Sembra banale dire che Topolino piace a tutti, a chi troppo, chi tantissimo, chi solamente tanto.
C’è stato però un periodo storico in cui qualsiasi cosa avesse una minima allusione all’America – tipo chiamarsi Mickey Mouse – doveva essere proibita. Accadde però che l’amore per Topolino fosse più grande dell’odio per l’America.
Iniziamo dal principio. Nel 1938 l’Italia fascista si allinea definitivamente alla Germania, proclama le leggi razziali e si dichiara apertamente ostile alla Società delle Nazioni (Stati Uniti su tutte). La svolta autarchica e razziale puntava ed eliminare qualsiasi traccia dell’influenza estera all’interno della nazione. La fascistizzazione riguarda ogni ambito della cultura: dal lessico (vengono coniati termini come “sessuoso” per evitare l’utilizzo dell’inglese “sexy”) alle pubblicazioni. Oltre ai libri e ai film americani, o in cui vi era specifico riferimento al modello di vita americano, vennero banditi anche i comics.

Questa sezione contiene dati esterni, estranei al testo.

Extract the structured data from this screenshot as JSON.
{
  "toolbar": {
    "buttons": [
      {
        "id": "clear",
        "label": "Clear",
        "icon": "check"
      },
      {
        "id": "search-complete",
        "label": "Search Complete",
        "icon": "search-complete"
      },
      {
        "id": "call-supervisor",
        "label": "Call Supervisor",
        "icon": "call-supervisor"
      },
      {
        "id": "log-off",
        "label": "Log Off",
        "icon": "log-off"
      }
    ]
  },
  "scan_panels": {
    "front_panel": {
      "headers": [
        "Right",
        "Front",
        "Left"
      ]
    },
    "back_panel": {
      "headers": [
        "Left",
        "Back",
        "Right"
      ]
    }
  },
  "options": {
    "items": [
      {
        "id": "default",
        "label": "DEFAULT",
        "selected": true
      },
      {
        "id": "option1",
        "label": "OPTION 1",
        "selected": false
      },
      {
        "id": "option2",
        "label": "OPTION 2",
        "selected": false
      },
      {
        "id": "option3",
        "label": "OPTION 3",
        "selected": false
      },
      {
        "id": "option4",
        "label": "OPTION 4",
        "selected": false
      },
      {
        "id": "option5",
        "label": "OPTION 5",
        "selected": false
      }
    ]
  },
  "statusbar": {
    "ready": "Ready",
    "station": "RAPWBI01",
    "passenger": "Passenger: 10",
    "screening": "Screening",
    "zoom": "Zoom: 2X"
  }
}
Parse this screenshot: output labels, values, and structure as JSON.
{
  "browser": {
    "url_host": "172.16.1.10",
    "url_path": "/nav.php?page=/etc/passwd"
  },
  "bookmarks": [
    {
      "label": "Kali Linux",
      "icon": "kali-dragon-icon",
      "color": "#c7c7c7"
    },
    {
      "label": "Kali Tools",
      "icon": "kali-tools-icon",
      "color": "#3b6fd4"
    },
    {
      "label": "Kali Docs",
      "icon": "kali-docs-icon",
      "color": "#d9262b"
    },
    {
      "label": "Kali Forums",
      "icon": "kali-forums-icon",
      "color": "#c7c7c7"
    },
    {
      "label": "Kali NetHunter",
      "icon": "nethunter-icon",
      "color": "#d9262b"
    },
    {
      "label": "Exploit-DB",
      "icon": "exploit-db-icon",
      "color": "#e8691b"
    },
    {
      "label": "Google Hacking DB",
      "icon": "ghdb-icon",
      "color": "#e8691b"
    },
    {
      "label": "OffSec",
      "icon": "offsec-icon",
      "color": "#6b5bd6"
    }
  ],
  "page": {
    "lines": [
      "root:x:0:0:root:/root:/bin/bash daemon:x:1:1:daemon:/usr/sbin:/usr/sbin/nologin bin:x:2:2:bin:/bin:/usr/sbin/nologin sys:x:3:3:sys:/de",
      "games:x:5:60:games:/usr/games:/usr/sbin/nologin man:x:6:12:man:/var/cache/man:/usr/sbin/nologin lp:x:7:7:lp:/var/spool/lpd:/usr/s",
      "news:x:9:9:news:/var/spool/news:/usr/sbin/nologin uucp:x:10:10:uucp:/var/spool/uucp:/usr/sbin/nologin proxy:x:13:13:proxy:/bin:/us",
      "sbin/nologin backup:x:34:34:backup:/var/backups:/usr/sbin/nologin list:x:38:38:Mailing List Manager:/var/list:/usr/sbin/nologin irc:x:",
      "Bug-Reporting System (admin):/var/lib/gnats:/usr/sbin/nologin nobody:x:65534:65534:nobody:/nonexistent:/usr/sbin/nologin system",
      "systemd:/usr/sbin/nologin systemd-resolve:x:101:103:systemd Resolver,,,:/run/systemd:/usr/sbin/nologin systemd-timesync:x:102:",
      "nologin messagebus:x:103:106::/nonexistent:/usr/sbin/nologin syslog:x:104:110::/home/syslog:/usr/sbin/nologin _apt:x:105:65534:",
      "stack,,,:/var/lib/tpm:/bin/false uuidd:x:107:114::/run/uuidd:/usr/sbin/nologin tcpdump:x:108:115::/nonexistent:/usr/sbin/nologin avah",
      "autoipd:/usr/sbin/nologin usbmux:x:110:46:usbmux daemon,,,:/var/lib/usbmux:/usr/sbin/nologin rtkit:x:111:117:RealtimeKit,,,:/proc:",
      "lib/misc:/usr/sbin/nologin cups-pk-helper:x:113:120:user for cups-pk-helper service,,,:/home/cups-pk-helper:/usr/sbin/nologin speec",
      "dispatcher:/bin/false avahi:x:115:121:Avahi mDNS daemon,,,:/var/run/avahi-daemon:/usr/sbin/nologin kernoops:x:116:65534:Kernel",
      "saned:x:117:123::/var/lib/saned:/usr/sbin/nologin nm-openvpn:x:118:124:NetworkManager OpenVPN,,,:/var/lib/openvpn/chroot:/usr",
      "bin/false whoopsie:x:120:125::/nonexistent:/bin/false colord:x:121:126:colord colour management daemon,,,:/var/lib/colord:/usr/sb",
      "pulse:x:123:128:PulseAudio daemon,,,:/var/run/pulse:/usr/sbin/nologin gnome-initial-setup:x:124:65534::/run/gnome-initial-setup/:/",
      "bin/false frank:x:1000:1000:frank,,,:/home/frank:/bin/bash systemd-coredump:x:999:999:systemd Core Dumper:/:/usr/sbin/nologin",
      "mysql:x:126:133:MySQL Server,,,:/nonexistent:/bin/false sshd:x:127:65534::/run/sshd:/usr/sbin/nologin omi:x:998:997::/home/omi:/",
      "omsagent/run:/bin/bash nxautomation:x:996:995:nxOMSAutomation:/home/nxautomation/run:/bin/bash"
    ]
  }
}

L’unico a salvarsi da questa epurazione, per i primi anni, fu Topolino. Le storie erano state portate in Italia dall’editore Nerbini a inizio anni ’30 ed erano poi passate a Mondadori nel ’35 che pubblicava anche altre serie americane. Diversamente dalle altre serie yankee il Topo continuò a circolare fino al ’42, quando venne sostituito da Tuffolino: un cine-racconto (non esiste ancora la parola “fumetto”) di chiara ispirazione disneyana, ma con protagonisti umani. Il regime pretendeva, nel momento clou del conflitto mondiale, che i protagonisti delle storie fossero totalmente italianizzati.
Esistono diverse ipotesi sul motivo per cui Topolino resistette alla censura del ’38, pare su sollecitazione diretta di Mussolini. Una delle versioni racconta addirittura di un’amicizia tra Benito Mussolini e Walt Disney (fonte). Disney era un oppositore del presidente americano Roosvelt e lo si può ritenere un favore verso una personalità influente con cui conveniva essere in credito. Un’altra teoria, più romantica, sostiene che Topolino fosse la letture preferita dei figli del duce – pare che ne fossero abbonati – e sia stato un gesto di amore paterno.
Ognuno può scegliere la versione che preferisce, probabilmente possono anche aver influito entrambe. Come opinione personale credo che il Topo sia stato risparmiato perché ritenuto una lettura di svago, come altre opere d’arte (non di propaganda) consentite in periodo fascista. Inoltre una censura per essere efficace deve proibire opere selezionate accuratamente, sperando che se ne perda la traccia, poiché una censura totale e indiscriminata provoca sempre più clamore, curiosità e favorisce la circolazione clandestina.